Checking out these associations is imperative for potential investors. They are sometimes not very active, since investors who don’t live there may own some or even a majority of the condos, and they don’t really care about everyday stuff because they just invest the money and pick up tenants who cover their cost of the investment.
Both foreign investors and Japanese investors should do their due diligence on the performance of the association, and fund management is very important. If you buy a badly managed condo building, it can be troublesome. It would be a wise move to confirm how effective the association is and how well the funds are being managed. Nicely maintained buildings and property also create a favorable impression, and boost the value of the property.
Having a few tenants or owners who aren’t paying the management fee won’t cause major problems. Some people may have legitimate and understandable reasons for missing payments, such as tenants or owners losing their jobs or having a financial crisis. If you have 30 or 40 percent doing that, though, it can cause problems serious enough to affect the funds needed to maintain the quality of the building, such as roofing or repairs to the walls.

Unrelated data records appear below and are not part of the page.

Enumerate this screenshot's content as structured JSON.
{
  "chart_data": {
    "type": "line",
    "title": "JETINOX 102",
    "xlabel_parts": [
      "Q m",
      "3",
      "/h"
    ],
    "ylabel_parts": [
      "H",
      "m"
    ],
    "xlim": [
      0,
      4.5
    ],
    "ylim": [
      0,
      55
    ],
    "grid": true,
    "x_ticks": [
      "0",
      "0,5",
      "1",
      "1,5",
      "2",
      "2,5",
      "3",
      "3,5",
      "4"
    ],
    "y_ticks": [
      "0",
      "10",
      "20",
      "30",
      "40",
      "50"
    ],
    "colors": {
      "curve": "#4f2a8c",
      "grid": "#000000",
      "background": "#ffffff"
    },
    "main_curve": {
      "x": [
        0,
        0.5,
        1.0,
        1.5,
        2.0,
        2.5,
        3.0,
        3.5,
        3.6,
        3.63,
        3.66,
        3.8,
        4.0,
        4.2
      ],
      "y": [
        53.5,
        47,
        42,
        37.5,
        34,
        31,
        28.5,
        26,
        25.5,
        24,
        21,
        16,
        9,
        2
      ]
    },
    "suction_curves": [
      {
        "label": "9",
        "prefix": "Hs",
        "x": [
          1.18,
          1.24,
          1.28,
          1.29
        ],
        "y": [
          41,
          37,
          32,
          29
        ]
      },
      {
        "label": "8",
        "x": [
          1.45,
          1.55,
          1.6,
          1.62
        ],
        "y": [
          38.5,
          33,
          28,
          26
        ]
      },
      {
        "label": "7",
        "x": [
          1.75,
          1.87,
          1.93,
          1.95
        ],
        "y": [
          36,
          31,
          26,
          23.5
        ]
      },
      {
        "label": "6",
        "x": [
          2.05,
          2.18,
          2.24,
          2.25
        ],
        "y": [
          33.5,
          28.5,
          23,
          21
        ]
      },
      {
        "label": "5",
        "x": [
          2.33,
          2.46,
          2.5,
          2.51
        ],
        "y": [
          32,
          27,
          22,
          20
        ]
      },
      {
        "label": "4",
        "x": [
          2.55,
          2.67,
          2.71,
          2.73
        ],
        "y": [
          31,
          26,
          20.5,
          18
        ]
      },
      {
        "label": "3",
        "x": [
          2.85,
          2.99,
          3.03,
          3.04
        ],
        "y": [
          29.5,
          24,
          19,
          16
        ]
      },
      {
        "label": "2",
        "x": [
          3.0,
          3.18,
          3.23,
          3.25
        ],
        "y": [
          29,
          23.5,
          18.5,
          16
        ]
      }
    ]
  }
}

Bottom line: If you go to a condo building and you see that these repairs obviously haven’t been made for a while, that’s a very bad sign.
I found that some owners don’t care and don’t want to spend the money to maintain the property, so if the association announced major repairs of the roofing and walls that are normally done every ten years or fifteen years, some people are against it. People can be very stupid and selfish about the management fund. We always vote on whether to do it or not, and fortunately those people are normally in the minority.